Saturday, July 17, 2010

Food Disasters


Hello, my lovelies! Sorry for the terrible lack of posts- I'm on the second-to-last night of a rather long road trip. I'm finally back in the eastern time zone after hanging out with family, family friends, and Old Faithful. I have some food tales from my trip to share, but today, we were watching Julie and Julia in the car (I know, finally!) and one scene reminded me that I never shared this story, from the end of May- where Julie make some sort of raspberry thing for dinner where the guest never shows, decides to bring it to work, and the bag gives way on her way to work and the dessert ends up all over the sidewalk.

I made my mom a birthday cake, as I tend to do. I make everyone a birthday cake, to be honest. Birthdays are a valid excuse to bake fancy things.

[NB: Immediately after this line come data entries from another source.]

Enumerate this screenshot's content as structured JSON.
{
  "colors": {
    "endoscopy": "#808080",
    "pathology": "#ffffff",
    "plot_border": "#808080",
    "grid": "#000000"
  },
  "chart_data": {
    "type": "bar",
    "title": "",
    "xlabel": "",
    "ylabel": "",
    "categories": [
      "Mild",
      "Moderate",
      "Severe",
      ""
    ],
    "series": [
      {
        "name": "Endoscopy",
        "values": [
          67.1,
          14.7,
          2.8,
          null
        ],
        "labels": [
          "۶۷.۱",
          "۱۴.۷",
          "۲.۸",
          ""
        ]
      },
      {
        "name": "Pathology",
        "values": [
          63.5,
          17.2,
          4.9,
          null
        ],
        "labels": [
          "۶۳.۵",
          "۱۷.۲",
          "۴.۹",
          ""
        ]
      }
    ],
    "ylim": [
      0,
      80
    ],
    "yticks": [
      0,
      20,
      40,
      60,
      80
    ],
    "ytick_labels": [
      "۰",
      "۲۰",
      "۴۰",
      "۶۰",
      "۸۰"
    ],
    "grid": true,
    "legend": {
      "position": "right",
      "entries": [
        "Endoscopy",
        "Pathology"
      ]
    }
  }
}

Mom said she would like something with Aunt Gertie's chocolate frosting (a fudgy chocolate buttercream, with my favorite instruction: "beat like hell"). Since I'd recently discovered dulce de leche and figured out how I could make it all by myself, I used a batch of that as the filling. The cake itself was my great grandma Anna's vanilla cake recipe (the same cake as our wedding cake). And it was lovely. I made the mistake of watching the season finale of Grey's Anatomy (you remember, where everyone got shot) while making the cake and neglected to sufficiently spray the parchment-lined cake tins, so the layers had some issues coming out of the tins, but I got everything to stick. And it frosted beautifully.

See how nice?

Then we drove it from Worcester, MA to Westbrook, CT, a 90 or so minute trip on essentially 2 highways and one country road. We got a great parking space, right at the end of the walkway towards my parents' timeshare condo, and since we were only staying with them one night, were able to bring everything in in one trip. Only...



my caketaker is apparently worthless. The bottom clips on to the top, and the handle is on the top. With 3 other bags to carry, I couldn't support the caketaker from the bottom as I would prefer to do, and one of the two clips came undone, possibly from being jostled as I walked.

Fortunately, I'd stuck 3 bamboo skewers in the cake to prevent the layers from slipping (dulce de leche is pretty runny, and I've had many problems of transporting cakes filled with something other than frosting in the car), so the cake held together after landing, the only problem was that half of it was on the sidewalk. So I picked it up, got the still-clean half, and 6 of us celebrating mom's birthday enjoyed that for dessert.


The cake was good, and 2 months later, we're still laughing about this food horror story.